If your analyses use any data other than the pre-downloaded files, please submit a zip file containing all of the data files needed by all of your notebooks (please zip the data even if it’s only one file - this will preserve the data filename so your notebook can load it without modification), except those that are among the pre-downloaded. Be sure that the notebook reads pre-downloaded files from their URLs, and other data files from the same directory as the notebook.

For each notebook, make sure that all your cells have been run and have the output you intended, then download a copy in .ipynb format and submit the resulting file to the Lab 2 assignment on Canvas.

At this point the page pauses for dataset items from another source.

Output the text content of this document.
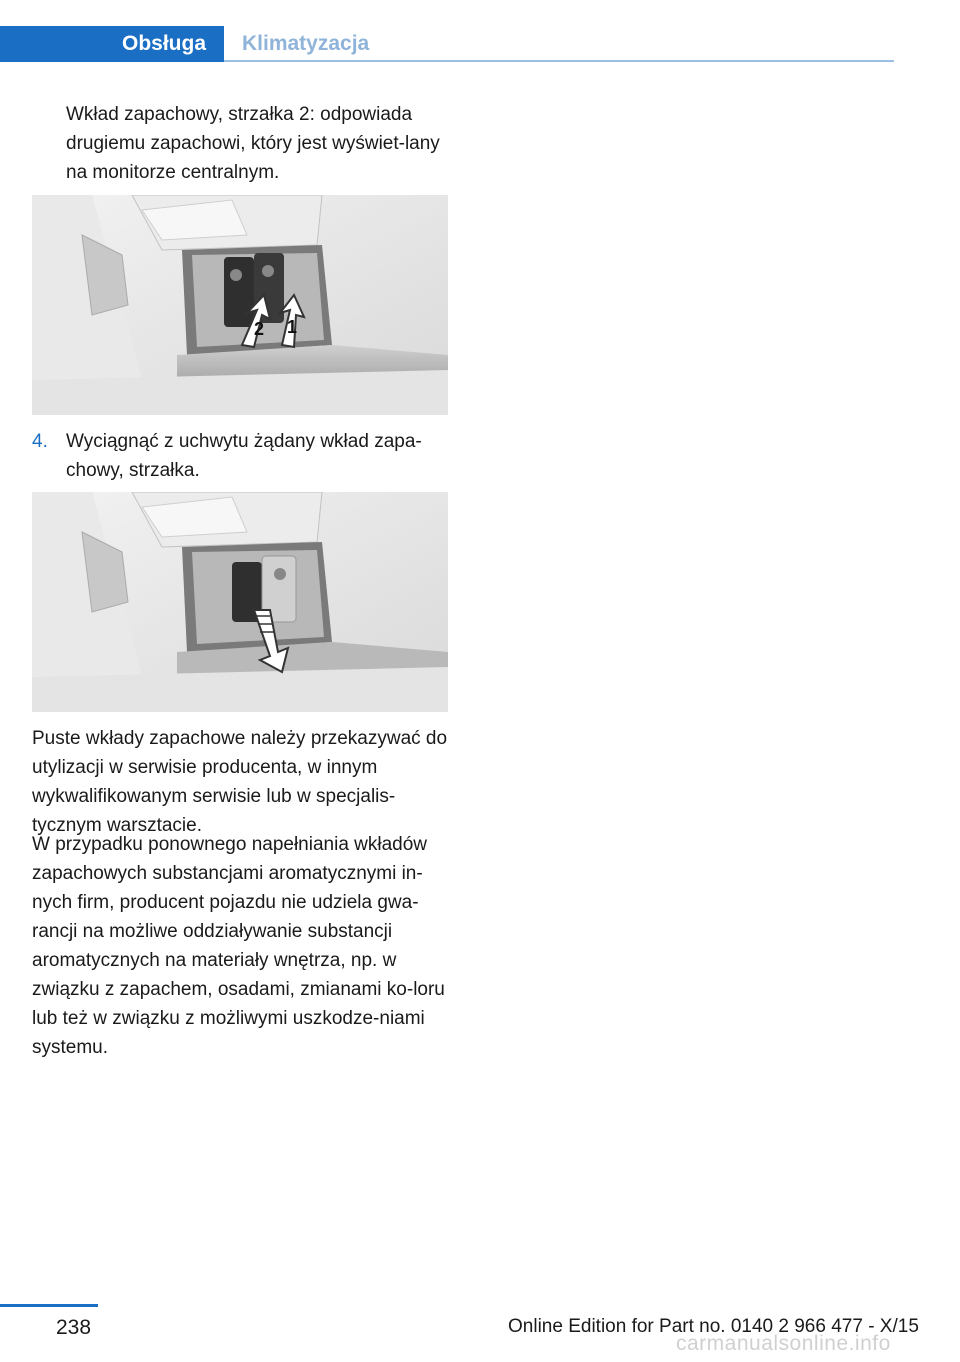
Obsługa Klimatyzacja

Wkład zapachowy, strzałka 2: odpowiada drugiemu zapachowi, który jest wyświet‐lany na monitorze centralnym.

2 1
4. Wyciągnąć z uchwytu żądany wkład zapa‐chowy, strzałka.

Puste wkłady zapachowe należy przekazywać do utylizacji w serwisie producenta, w innym wykwalifikowanym serwisie lub w specjalis‐tycznym warsztacie.

W przypadku ponownego napełniania wkładów zapachowych substancjami aromatycznymi in‐nych firm, producent pojazdu nie udziela gwa‐rancji na możliwe oddziaływanie substancji aromatycznych na materiały wnętrza, np. w związku z zapachem, osadami, zmianami ko‐loru lub też w związku z możliwymi uszkodze‐niami systemu.

238	Online Edition for Part no. 0140 2 966 477 - X/15
carmanualsonline.info
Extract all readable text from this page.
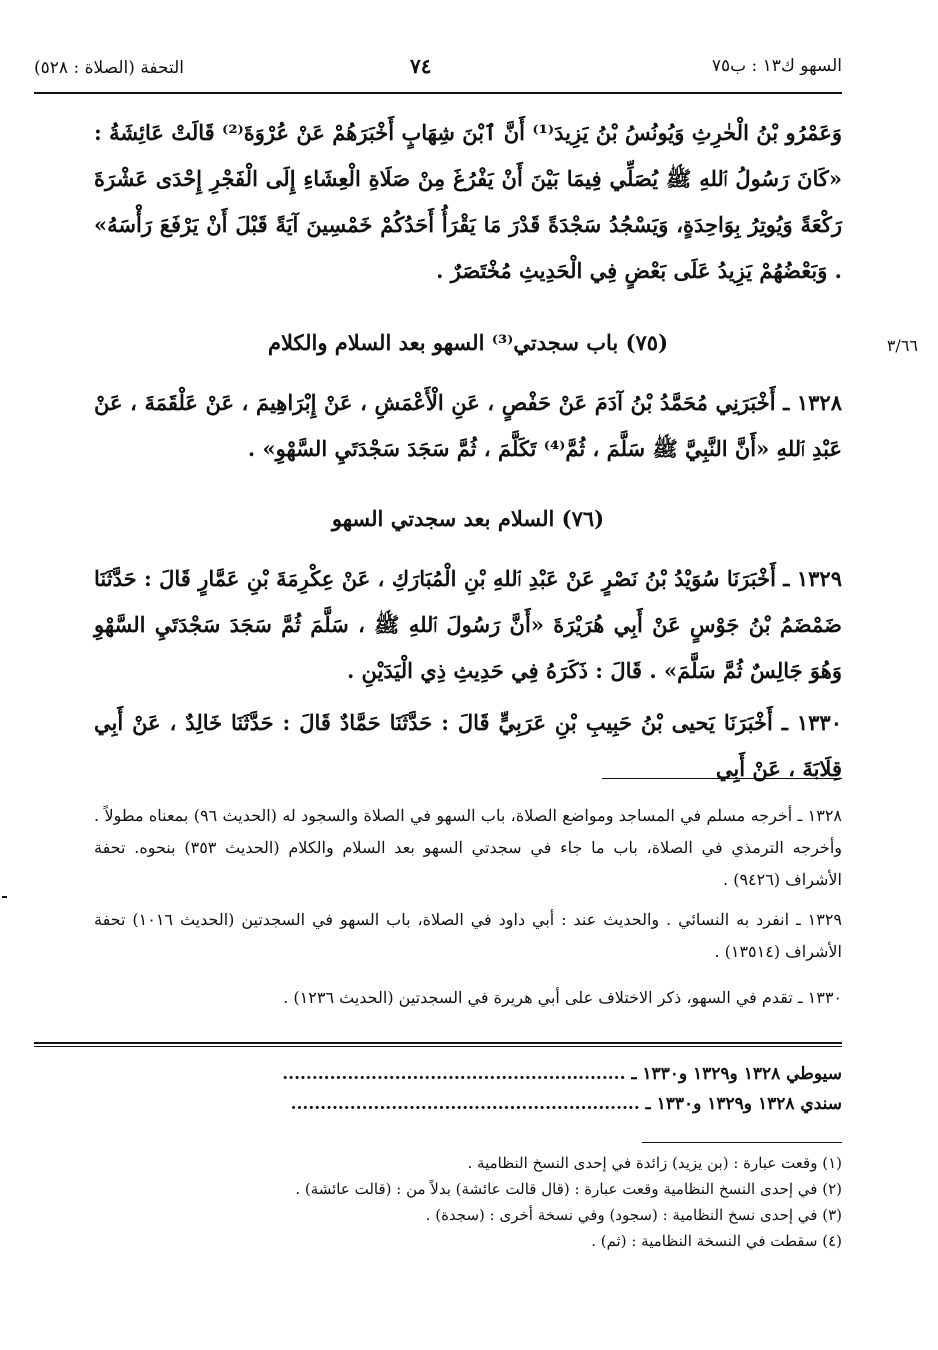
السهو ك١٣ : ب٧٥
٧٤
التحفة (الصلاة : ٥٢٨)

وَعَمْرُو بْنُ الْحٰرِثِ وَيُونُسُ بْنُ يَزِيدَ⁽¹⁾ أَنَّ ٱبْنَ شِهَابٍ أَخْبَرَهُمْ عَنْ عُرْوَةَ⁽²⁾ قَالَتْ عَائِشَةُ : «كَانَ رَسُولُ ٱللهِ ﷺ يُصَلِّي فِيمَا بَيْنَ أَنْ يَفْرُغَ مِنْ صَلَاةِ الْعِشَاءِ إِلَى الْفَجْرِ إِحْدَى عَشْرَةَ رَكْعَةً وَيُوتِرُ بِوَاحِدَةٍ، وَيَسْجُدُ سَجْدَةً قَدْرَ مَا يَقْرَأُ أَحَدُكُمْ خَمْسِينَ آيَةً قَبْلَ أَنْ يَرْفَعَ رَأْسَهُ» . وَبَعْضُهُمْ يَزِيدُ عَلَى بَعْضٍ فِي الْحَدِيثِ مُخْتَصَرٌ .

٣/٦٦
(٧٥) باب سجدتي⁽³⁾ السهو بعد السلام والكلام

١٣٢٨ ـ أَخْبَرَنِي مُحَمَّدُ بْنُ آدَمَ عَنْ حَفْصٍ ، عَنِ الْأَعْمَشِ ، عَنْ إِبْرَاهِيمَ ، عَنْ عَلْقَمَةَ ، عَنْ عَبْدِ ٱللهِ «أَنَّ النَّبِيَّ ﷺ سَلَّمَ ، ثُمَّ⁽⁴⁾ تَكَلَّمَ ، ثُمَّ سَجَدَ سَجْدَتَيِ السَّهْوِ» .

(٧٦) السلام بعد سجدتي السهو

١٣٢٩ ـ أَخْبَرَنَا سُوَيْدُ بْنُ نَصْرٍ عَنْ عَبْدِ ٱللهِ بْنِ الْمُبَارَكِ ، عَنْ عِكْرِمَةَ بْنِ عَمَّارٍ قَالَ : حَدَّثَنَا ضَمْضَمُ بْنُ جَوْسٍ عَنْ أَبِي هُرَيْرَةَ «أَنَّ رَسُولَ ٱللهِ ﷺ ، سَلَّمَ ثُمَّ سَجَدَ سَجْدَتَيِ السَّهْوِ وَهُوَ جَالِسٌ ثُمَّ سَلَّمَ» . قَالَ : ذَكَرَهُ فِي حَدِيثِ ذِي الْيَدَيْنِ .

١٣٣٠ ـ أَخْبَرَنَا يَحيى بْنُ حَبِيبِ بْنِ عَرَبِيٍّ قَالَ : حَدَّثَنَا حَمَّادٌ قَالَ : حَدَّثَنَا خَالِدٌ ، عَنْ أَبِي قِلَابَةَ ، عَنْ أَبِي

١٣٢٨ ـ أخرجه مسلم في المساجد ومواضع الصلاة، باب السهو في الصلاة والسجود له (الحديث ٩٦) بمعناه مطولاً . وأخرجه الترمذي في الصلاة، باب ما جاء في سجدتي السهو بعد السلام والكلام (الحديث ٣٥٣) بنحوه. تحفة الأشراف (٩٤٢٦) .

١٣٢٩ ـ انفرد به النسائي . والحديث عند : أبي داود في الصلاة، باب السهو في السجدتين (الحديث ١٠١٦) تحفة الأشراف (١٣٥١٤) .

١٣٣٠ ـ تقدم في السهو، ذكر الاختلاف على أبي هريرة في السجدتين (الحديث ١٢٣٦) .

سيوطي ١٣٢٨ و١٣٢٩ و١٣٣٠ ـ ..........................................................
سندي ١٣٢٨ و١٣٢٩ و١٣٣٠ ـ ...........................................................

(١) وقعت عبارة : (بن يزيد) زائدة في إحدى النسخ النظامية .

(٢) في إحدى النسخ النظامية وقعت عبارة : (قال قالت عائشة) بدلاً من : (قالت عائشة) .

(٣) في إحدى نسخ النظامية : (سجود) وفي نسخة أخرى : (سجدة) .

(٤) سقطت في النسخة النظامية : (ثم) .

Finally, fill out the Week 2 Survey on Canvas. Your submission will not be considered complete until the survey is submitted.

Rubric

Each analysis in Part 1 is worth 20 points, while your Part 2 analysis is worth 10 points. For full credit, your analysis will be correct, convincing, and clear.

Parts 1 and 2

50% - Correct
- 5/5 analysis is completely technically sound
- 4/5 small technical issues, but no apparent effect on the outcome of the analysis
- 3/5 some techniques are applied or interpreted incorrectly in a way that affects the analysis
- 2/5 an honest attempt was made, but it’s seriously incomplete or flawed
- 1/5 some effort was made
- 0/5 no effort was made / no submission
30% - Convincing
- 3/3 - Sensible preprocessing decisions are made; assumptions are reasonable
- 2/3 - Some questionable assumptions are made or important information ignored, weakening the conclusion of the analysis
- 1/3 - The analysis attempts to, but does not support the conclusion / provide insight into the issue in question.
- 0/3 no effort was made / no submission
20% - Clear
- 2/2 - code and analysis are clearly and concisely explained and justified
- 1/2 - code and analysis are partly explained/justified, or explanations are difficult to understand
- 0/2 no effort was made / no submission

Extra Credit

Up to 5 points of extra credit are available for the extra credit analysis, judged on the same criteria as above, but more stringently. Each extra credit point is exponentially more difficult to get; you will need to amaze me in order to get 5 points.